What it really means to be an HNMUNer?



Photo taken during the closing ceremony of HNMUN 2014 at the Boston Park Plaza.


Every February, thousands of undergraduate students from all around the world meet in Boston, Massachusetts in an event held by Harvard students called Harvard National Model United Nations (HNMUN).

In few words, the HNMUN is an event whose purpose is to provide undergraduate students the experience of representing a country, different from where they are from, on several committees just like a real United Nations (UN) assembly. Furthermore, the topics to be discussed are the same as those addressed by the UN. However, it is not as simple as registering, writing a position paper, stating your personal beliefs regarding the issue and coming to Boston to debate.  It also means that there will be several difficulties, which you need to cope with in order to have the best experience ever.

First, since the event is on February there will a harsh winter. Also, snow … a lot of it. Therefore, it might be quite difficult for delegates whose country of origin does not have a harsh winter or where does not even snow! For instance, people from countries near the Equatorial Line are the ones who are prone to accidents with this first issue because weather is mild the whole year.
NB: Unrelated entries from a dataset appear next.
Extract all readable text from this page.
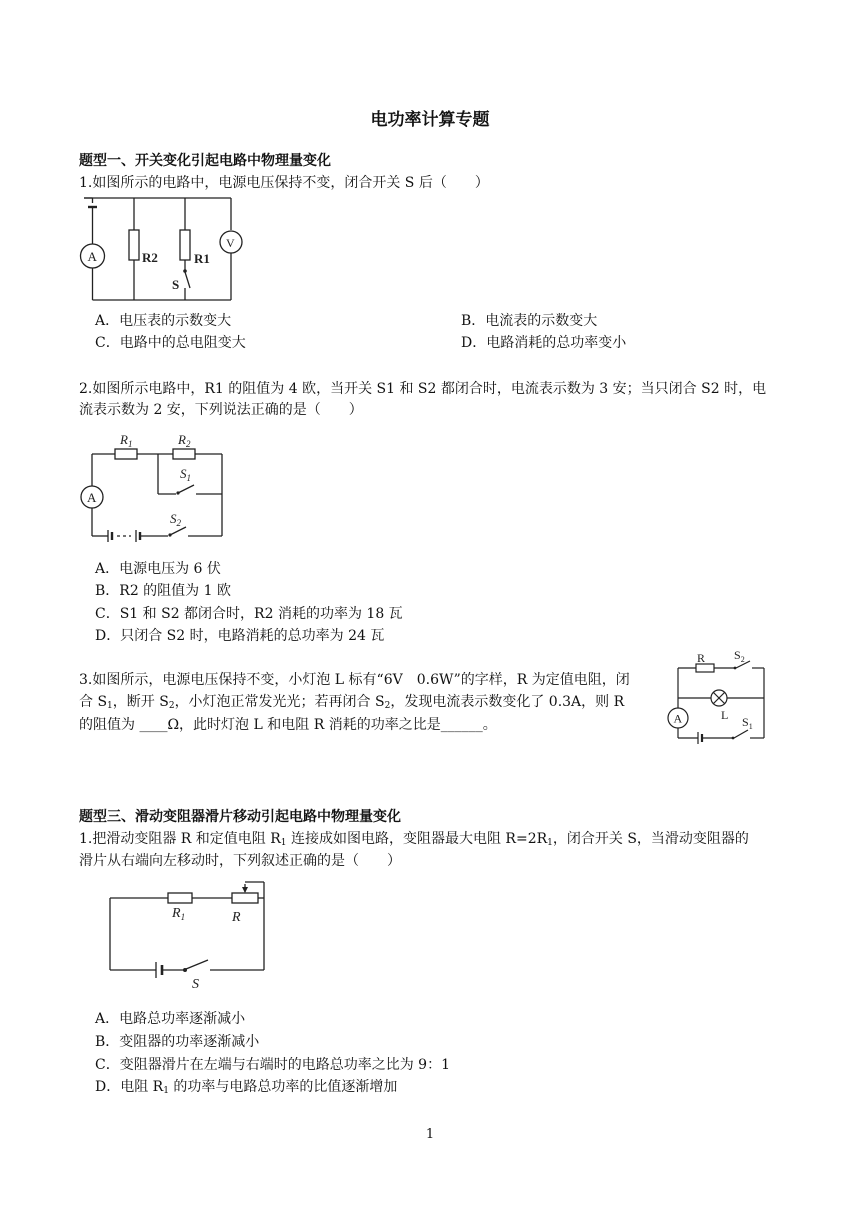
电功率计算专题
题型一、开关变化引起电路中物理量变化
1.如图所示的电路中，电源电压保持不变，闭合开关 S 后（　　）
A
V
R2	R1
S
A．电压表的示数变大	B．电流表的示数变大
C．电路中的总电阻变大	D．电路消耗的总功率变小
2.如图所示电路中，R1 的阻值为 4 欧，当开关 S1 和 S2 都闭合时，电流表示数为 3 安；当只闭合 S2 时，电
流表示数为 2 安，下列说法正确的是（　　）
A
$R_1$	$R_2$
$S_1$
$S_2$
A．电源电压为 6 伏
B．R2 的阻值为 1 欧
C．S1 和 S2 都闭合时，R2 消耗的功率为 18 瓦
D．只闭合 S2 时，电路消耗的总功率为 24 瓦
3.如图所示，电源电压保持不变，小灯泡 L 标有“6V　0.6W”的字样，R 为定值电阻，闭
合 $S_1$，断开 $S_2$，小灯泡正常发光光；若再闭合 $S_2$，发现电流表示数变化了 0.3A，则 R
的阻值为 ____Ω，此时灯泡 L 和电阻 R 消耗的功率之比是______。	A
R $S_2$
L $S_1$
题型三、滑动变阻器滑片移动引起电路中物理量变化
1.把滑动变阻器 R 和定值电阻 $R_1$ 连接成如图电路，变阻器最大电阻 $R=2R_1$，闭合开关 S，当滑动变阻器的
滑片从右端向左移动时，下列叙述正确的是（　　）
$R_1$	R
S
A．电路总功率逐渐减小
B．变阻器的功率逐渐减小
C．变阻器滑片在左端与右端时的电路总功率之比为 9：1
D．电阻 $R_1$ 的功率与电路总功率的比值逐渐增加
1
Second, as a delegate you need to be as much open-minded as you can be. Sure, one might say “It’s ok, back home I just ignore people.” However, if you want to succeed during the model you ought to include the ones with different beliefs, different cultures or even different way of seeing things. You must be as inclusive as possible.

Waving flags during the closing ceremony of the HNMUN 2014 at the Boston Park Plaza.

Third, you need to change the way you would address your issue if you were representing your own country. Remember, you are representing a different country now. Like it or not, you cannot act as China would do if you are representing United Sates of America.

Waving flags during the closing ceremony of the HNMUN 2014 at the Boston Park Plaza.

Fourth, do not see the everyone around you as competition. Sure, we all want to win but that is not primarily what we came for. You must see everybody as a potential friends more than allies. An ally can eventually betray you (watch your back!) but a friend would not do that.

Fifth, enjoy while it lasts. If you are the kind of person who gets very emotional when good situations come to an end, bring some tissues because you are going to need them. After 4 days of sharing ideas and spending most of the time together, the other delegates will actually become very close to you. Exchange e-mails and phone numbers with as many people as you can.

From left to right: JD García, Jon Grossman, Elina Shavlay, Donovan, Francesca Del Rosario, Elise Borothel (2nd Row) Maria Rivera, Danielle Suh, Kevin Popperman, Karishma Shah, Monica Busch

Press Corps team HNMUN 2014

Finally, count 365 days and meet with your friends again! Obviously, you are going to love the event to the point you cannot wait until the next one. Good friendship stories have begun here.

From left to right: Anais Lynn, JD García, Divjot Singh, Stephanie Muñoz, John Sununu and Jesse Steele”

Press Corps team 2015

Overall, HNMUN is more a way of living than just an event. As a delegate during the conference you will act as a sponge, like it or not, and absorb everything around you. The critical thinking you gain during the conference will be your HNMUN print and will go wherever you go, whether you travel abroad or apply for a job. And eventually, you will look back at the conference and realize how you may have acted quite silly when it came to discussing topics.